SAN FRANCISCO (CN) — A Bay Area medical device company known for developing a blood filter that former patients claim was a “dangerous medical experiment” won’t have to face racketeering, wrongful death and other claims.
U.S. District Judge Maxine M. Chesney dismissed civil RICO, civil RICO conspiracy, negligence, battery and wrongful death claims filed in March 2025 against ExThera Medical Corporation, which is accused by the former patients of falsely marketing its “ONCObind” treatment as a “medical miracle” and a way to cure metastatic cancer.
Chesney, a Bill Clinton appointee, said the plaintiffs did not show enough of a connection between ExThera’s recommendations to undergo the treatment and the plaintiffs’ worsening condition, or that the patients would have survived their cancers had they not undergone ExThera’s treatment.
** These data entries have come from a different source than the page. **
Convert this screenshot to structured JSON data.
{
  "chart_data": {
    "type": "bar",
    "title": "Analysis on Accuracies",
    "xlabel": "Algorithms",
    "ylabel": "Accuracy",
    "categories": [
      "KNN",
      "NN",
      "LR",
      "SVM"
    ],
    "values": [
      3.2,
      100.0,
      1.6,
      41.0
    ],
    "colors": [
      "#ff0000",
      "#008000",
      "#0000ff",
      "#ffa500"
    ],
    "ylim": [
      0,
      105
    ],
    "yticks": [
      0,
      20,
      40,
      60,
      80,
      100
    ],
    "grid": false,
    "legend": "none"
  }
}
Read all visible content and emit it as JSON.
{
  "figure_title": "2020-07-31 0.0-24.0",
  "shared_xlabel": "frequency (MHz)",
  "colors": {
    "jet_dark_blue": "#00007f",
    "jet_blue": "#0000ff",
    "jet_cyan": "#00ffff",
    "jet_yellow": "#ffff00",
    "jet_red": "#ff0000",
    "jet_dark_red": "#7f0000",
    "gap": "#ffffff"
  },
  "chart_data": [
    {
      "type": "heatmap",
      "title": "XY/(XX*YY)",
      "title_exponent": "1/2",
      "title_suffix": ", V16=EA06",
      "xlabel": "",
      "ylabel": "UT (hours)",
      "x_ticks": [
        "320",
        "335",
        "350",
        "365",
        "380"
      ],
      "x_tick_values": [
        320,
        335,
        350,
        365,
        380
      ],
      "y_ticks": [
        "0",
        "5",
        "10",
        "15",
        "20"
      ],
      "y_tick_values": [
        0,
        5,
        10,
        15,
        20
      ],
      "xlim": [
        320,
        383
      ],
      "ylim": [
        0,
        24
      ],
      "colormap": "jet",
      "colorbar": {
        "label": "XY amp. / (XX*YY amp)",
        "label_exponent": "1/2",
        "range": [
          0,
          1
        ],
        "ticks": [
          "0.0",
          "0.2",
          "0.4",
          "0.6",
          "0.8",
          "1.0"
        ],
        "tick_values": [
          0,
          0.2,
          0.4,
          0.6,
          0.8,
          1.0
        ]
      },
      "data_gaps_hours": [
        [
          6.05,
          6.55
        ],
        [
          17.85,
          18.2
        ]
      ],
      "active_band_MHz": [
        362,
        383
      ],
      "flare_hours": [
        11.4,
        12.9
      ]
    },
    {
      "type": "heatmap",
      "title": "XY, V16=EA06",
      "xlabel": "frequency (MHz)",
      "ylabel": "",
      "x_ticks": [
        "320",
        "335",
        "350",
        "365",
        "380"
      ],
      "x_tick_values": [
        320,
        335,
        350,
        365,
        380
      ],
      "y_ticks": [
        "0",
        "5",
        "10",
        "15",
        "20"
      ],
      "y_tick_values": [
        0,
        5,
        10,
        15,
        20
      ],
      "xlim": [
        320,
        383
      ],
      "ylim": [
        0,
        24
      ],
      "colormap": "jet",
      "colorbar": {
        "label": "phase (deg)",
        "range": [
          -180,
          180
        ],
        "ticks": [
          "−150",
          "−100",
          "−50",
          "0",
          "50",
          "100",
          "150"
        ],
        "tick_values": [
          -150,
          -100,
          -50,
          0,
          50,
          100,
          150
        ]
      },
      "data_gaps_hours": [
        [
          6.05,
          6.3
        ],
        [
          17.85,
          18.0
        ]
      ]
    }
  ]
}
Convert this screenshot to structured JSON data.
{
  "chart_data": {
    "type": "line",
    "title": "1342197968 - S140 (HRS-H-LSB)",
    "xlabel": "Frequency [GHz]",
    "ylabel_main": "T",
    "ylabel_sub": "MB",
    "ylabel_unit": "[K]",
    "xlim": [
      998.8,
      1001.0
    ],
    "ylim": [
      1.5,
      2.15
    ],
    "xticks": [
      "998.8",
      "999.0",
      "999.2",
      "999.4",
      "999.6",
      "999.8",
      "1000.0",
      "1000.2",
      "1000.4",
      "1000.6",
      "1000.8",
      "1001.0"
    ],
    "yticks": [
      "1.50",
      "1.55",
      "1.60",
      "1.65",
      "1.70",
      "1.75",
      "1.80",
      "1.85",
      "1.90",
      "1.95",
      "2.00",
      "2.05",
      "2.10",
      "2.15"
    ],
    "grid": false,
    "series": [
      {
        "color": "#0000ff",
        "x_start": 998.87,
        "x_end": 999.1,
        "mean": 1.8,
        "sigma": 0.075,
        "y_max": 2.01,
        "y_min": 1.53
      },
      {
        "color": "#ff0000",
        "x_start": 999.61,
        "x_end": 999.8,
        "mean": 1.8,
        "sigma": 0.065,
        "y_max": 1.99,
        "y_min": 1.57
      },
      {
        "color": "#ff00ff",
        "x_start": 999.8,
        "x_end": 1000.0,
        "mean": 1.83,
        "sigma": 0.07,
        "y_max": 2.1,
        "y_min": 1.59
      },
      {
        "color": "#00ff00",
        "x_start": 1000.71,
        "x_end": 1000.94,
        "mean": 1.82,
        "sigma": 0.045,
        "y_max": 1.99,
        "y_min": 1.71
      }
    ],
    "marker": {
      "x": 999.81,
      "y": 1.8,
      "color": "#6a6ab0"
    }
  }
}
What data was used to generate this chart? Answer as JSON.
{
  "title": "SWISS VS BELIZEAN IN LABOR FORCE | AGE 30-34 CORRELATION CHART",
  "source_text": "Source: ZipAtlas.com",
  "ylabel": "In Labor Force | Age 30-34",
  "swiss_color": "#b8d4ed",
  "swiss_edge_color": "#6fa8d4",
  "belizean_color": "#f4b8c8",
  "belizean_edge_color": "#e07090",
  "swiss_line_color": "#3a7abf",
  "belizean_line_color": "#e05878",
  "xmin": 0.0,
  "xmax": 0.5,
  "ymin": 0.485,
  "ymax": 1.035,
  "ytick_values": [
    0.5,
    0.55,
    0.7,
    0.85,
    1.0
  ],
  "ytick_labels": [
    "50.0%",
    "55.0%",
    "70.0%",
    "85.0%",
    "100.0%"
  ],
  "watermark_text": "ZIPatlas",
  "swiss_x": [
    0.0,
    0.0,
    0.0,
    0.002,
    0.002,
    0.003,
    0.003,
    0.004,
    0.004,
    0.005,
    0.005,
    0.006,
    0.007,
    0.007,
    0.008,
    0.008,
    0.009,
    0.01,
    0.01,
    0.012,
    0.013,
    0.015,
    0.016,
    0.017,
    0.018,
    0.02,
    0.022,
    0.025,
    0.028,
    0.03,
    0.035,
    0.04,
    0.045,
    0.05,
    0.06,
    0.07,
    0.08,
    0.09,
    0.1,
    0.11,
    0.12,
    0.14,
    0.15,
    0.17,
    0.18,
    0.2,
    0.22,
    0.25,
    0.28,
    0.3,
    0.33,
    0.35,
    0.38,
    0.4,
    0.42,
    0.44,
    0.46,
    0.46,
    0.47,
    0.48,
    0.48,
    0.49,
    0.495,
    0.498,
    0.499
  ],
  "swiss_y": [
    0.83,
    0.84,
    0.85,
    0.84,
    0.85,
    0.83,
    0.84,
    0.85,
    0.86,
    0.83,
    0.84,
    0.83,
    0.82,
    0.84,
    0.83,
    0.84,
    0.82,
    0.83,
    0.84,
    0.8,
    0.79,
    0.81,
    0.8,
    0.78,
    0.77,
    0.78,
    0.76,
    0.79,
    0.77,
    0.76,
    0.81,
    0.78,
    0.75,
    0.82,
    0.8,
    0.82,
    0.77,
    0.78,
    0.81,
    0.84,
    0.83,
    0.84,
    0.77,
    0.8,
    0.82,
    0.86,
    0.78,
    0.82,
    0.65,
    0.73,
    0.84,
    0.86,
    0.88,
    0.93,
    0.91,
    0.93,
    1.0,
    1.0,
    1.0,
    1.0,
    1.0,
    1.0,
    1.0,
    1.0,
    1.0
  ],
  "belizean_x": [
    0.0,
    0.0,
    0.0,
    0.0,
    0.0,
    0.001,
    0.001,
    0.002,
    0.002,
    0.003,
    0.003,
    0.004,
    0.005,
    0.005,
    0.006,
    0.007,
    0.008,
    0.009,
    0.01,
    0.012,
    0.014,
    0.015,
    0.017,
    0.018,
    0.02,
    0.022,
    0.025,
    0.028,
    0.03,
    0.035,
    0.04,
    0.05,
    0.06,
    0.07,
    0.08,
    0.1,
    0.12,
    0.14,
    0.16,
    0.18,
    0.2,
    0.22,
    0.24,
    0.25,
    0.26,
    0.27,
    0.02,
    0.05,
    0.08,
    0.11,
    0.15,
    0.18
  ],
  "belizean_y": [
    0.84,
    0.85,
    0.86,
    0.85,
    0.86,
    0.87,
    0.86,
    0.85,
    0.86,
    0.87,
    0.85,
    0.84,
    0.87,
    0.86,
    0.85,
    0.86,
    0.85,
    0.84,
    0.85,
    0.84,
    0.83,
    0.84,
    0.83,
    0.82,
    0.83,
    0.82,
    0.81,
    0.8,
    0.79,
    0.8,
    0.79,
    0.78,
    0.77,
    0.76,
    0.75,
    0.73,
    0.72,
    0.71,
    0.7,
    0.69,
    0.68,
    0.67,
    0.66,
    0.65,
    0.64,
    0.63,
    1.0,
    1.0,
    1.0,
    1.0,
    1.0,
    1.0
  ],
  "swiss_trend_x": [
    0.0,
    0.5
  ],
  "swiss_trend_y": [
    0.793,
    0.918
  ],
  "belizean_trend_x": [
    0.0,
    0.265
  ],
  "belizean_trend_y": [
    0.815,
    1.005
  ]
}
“Plaintiffs have not alleged, for example, facts showing plaintiffs would not have suffered such worsening conditions had they followed a different course of treatment or had not received the alleged inadequate medical care at the Antigua clinic,” she wrote in the Thursday ruling,
As for the plaintiffs’ RICO claims against ExThera, Chesney found that the company’s reported acts of mail and wire fraud over the span of eight months “falls short of the requisite period of time” to prove a “pattern of racketeering activity.”
The plaintiffs also failed to prove a threat of continued racketeering activity, she said, as the company’s continued offering of the ONCObind procedure by itself “fails to meet the requisite showing of fraud.”
However, the company remains on the hook for claims of fraud and emotional distress.
Chesney rejected ExThera’s efforts to dismiss claims related to statements made by Dr. Sanja Ilic, ExThera’s Chief Regulatory Officer and Vice President of Clinical, Regulatory and Medical Affairs, regarding the success of the procedure in treating tumors during its initial trial in Croatia.
“Plaintiffs, however, have alleged that Dr. Ilic organized and conducted the Croatian trial that the Croatian trial did not yield the results that Dr. Ilic represented to Ms. Hudlow and Ms. Baskin over the phone,” the judge wrote. “Such factual allegations are sufficient to support a finding of falsity and that Dr. Ilic either ‘had actual knowledge of the untruth’ of the above-referenced statements or ‘that the statements were carelessly and recklessly made.’”
Chesney further greenlit product liability claims against the company based on failure to warn patients of the risks that ExThera’s Seraph 100 filters had of clogging and tumor lysis syndrome.
The judge granted the plaintiffs leave to amend for the dismissed claims. They have until June 30 to file an amended complaint.
Chesney also tossed the claims against two defendants associated with billionaire investor Alan Quasha. She said there were jurisdictional issues in the claims against Quadrant Management, Quasha’s private equity firm that invested in ExThera, and Quadrant Clinical Care, the Antigua-based clinic that administered the procedure.
She also found that Dr. Devon Quasha, the billionaire’s daughter who served as Chief Medical Officer of Quadrant Clinical Care and John Preston — an investor at Quadrant Management and a former board member of ExThera Medical whom the plaintiffs say spoke to them about the “miraculous results” of the procedure to them — also lacked personal jurisdiction to the claims.
According to the plaintiffs, while ExThera’s Seraph 100 blood filters initially showed promise for treating Covid-19 during the pandemic, the company found later that it could prove promising for treating cancer by removing circulating tumor cells from their blood. It began offering its “ONCObind” treatment on the Caribbean island of Antigua at the cost of $45,000 per round of treatment.
After treatment began, at least three patients died within days or weeks after leaving the island, the plaintiffs say, with many others becoming sicker and seeing their cancer markers increase.
Representatives for the parties did not immediately respond to a request for comment.
On March 5, the Department of Justice announced charges against Ilic for reportedly concealing adverse events, including at least two patient deaths, from the Food and Drug Administration in connection with its blood filtration device.
According to the government, Ilic agreed to plead guilty and admitted to suppressing information about the device’s “life-threatening” complications to avoid regulatory scrutiny from the government.
Additionally, the government said ExThera admitted, through Ilic, that the company acted with intent to defraud and mislead the FDA, as part of a deferred prosecution agreement in connection with criminal charges filed against the company in Massachusetts.
Under the agreement, ExThera will pay a $750,000 penalty and face forfeiture, along with the requirement to implement compliance and ethics programs to prevent future violations of FDA reporting requirements.